Wandering the rows, trailing Hannah as she picked up this and that for her art project, the store was mostly empty. Those that were there were mostly grizzly old men, stocking shelves with canned peas and peaches, grumbling to themselves. There were so few people there that only one of the 20-some registers were open, the cashier a forty-something woman who looked more like sixty. Her eyes looked hallowed, covered in at least three layers of black eyeliner, and I avoided her gaze as she rang up the man in front of us, who seemed to be buying the whole store. I left Hannah there briefly as I ran to pick up grapes, a necessity I had not anticipated.

When I returned, Hannah looked horrified. She texted me as we stood next to each other. “That man just asked me about my butt. WHAT?” Here he was, the freak we had been waiting for. I took a closer look at the items he was buying, too scared to look up and meet his gaze. Dish towels, shoe laces, Pringles, a blue-ray copy of the Lion King, bins and buckets, lighters, five t-shirts, a case of crayons. The items that had already been scanned overflowed out of the plastic bags. He carelessly tossed several packs of gum on top of his immense pile. As we stepped as far away from him as possible, I observed him as subtly as possible.

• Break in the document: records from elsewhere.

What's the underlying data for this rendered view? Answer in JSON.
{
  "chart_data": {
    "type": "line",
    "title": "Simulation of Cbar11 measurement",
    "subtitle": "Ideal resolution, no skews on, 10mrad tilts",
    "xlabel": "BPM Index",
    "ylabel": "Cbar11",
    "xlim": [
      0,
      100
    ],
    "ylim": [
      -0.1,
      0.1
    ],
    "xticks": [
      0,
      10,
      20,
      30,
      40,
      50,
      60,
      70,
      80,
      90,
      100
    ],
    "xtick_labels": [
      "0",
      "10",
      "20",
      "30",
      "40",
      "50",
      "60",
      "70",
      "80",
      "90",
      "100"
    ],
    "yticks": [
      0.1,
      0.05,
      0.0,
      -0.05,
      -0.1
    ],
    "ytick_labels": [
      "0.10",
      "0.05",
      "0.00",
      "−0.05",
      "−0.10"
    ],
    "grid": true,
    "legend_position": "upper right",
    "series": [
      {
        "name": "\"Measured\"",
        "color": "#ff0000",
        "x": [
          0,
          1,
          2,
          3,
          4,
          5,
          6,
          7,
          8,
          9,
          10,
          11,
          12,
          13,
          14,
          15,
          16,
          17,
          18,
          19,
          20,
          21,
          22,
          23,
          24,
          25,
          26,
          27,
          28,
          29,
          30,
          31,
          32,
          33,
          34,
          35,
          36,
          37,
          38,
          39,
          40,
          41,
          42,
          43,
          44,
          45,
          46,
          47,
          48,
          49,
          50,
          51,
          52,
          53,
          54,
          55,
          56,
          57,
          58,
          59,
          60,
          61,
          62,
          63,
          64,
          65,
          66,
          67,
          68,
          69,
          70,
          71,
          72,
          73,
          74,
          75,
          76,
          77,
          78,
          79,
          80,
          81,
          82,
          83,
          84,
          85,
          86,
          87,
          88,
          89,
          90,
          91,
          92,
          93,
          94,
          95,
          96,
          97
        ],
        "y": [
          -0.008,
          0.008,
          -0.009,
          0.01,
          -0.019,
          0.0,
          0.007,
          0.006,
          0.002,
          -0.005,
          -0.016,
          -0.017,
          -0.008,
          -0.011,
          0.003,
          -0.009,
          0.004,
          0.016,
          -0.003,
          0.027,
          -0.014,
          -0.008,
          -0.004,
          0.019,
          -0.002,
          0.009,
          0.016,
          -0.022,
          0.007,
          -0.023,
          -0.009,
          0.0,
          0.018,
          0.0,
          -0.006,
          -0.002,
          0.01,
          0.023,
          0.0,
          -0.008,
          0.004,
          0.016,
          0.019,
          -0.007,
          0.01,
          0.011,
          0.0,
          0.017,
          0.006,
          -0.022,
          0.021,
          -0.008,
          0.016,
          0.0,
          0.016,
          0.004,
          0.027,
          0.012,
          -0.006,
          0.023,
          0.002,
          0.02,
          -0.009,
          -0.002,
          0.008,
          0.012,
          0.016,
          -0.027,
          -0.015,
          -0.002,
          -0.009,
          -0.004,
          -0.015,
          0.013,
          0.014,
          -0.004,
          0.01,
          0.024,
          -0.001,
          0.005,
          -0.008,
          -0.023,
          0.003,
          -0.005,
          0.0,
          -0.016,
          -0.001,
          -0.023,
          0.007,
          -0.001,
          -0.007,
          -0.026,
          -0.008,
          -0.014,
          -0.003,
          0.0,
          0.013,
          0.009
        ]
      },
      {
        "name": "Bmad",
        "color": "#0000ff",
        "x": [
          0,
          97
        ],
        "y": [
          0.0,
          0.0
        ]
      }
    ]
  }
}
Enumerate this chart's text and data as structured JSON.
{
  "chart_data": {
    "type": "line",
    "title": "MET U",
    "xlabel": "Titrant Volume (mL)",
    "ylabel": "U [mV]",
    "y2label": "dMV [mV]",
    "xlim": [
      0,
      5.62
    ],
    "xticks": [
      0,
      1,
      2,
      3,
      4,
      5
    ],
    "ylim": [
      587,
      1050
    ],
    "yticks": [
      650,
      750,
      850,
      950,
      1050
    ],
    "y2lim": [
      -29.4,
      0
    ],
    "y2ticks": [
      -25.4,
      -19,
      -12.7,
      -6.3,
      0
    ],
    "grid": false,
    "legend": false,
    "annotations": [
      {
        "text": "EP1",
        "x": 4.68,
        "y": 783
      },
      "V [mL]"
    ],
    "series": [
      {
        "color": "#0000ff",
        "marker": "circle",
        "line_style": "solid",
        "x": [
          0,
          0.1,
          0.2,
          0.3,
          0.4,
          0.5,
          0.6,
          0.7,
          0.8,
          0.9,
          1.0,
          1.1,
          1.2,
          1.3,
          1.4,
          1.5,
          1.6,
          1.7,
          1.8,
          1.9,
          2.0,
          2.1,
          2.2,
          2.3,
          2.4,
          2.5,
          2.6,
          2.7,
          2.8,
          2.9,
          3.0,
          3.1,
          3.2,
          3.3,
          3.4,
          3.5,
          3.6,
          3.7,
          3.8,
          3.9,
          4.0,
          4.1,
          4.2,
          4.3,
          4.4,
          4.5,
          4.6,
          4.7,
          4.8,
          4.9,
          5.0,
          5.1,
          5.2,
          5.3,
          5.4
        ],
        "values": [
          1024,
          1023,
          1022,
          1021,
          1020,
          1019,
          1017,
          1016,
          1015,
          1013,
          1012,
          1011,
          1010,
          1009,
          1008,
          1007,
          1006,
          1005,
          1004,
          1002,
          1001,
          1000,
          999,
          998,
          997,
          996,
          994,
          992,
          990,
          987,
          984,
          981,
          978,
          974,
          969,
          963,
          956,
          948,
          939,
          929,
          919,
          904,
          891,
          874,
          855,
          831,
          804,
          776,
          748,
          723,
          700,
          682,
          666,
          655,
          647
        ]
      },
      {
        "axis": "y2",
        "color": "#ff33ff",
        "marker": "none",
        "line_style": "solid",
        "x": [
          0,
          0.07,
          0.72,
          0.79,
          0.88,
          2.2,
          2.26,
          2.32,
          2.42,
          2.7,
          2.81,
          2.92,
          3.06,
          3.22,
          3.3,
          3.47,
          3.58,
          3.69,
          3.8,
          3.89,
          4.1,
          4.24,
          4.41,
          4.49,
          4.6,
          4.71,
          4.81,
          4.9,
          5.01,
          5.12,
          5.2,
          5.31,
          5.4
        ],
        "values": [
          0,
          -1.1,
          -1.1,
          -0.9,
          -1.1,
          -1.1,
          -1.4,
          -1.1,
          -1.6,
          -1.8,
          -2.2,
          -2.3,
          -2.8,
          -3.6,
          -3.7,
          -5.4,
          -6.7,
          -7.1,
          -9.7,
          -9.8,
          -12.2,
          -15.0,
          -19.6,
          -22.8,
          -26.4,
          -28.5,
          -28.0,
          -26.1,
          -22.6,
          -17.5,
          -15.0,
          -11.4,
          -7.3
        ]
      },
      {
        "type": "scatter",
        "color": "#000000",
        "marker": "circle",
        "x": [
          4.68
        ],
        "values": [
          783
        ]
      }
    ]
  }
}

His doughy skin layered his body in folds, hidden under a blue sweatshirt that had seen some rough times. He was sweating in streams, droplets pooling around his neck, though both of us were freezing. Behind smudged glasses, he looked at us and smiled, his teeth crooked like they were trying to move away from each other.

“Do you guys want me to pay for your stuff?” He asked. We immediately shook our heads, not wanting to know his price. He smiled again. “It’s okay, you know. I can afford it. I just won the lottery.”

“You what?” Hannah asked, no longer avoiding looking at him.

“I just won 32,000 dollars,” He said breathlessly. “Do you want me to pay for your stuff?”

“That’s okay,” I replied hurriedly. “We’re fine.”

He shrugged and paid for his items. When he left, the cashier’s eyes became muddy pools of wonder, her eyebrows shot up to her hairline. An outsider. She followed us to the door, worried that he might be out there, waiting for us. We thanked her profusely.

“He just spent over a thousand dollars at Walmart,” Hannah told me as we locked the car doors. “Why would anyone ever do that?”

I couldn’t answer. Suddenly, I was so far from home. We drove past shadowy cornfields and tractors, under the biggest sky I’d ever seen. It seemed to me that, despite its uniform layout and consistent low prices, Walmart, and Iowa, would never stop surprising me.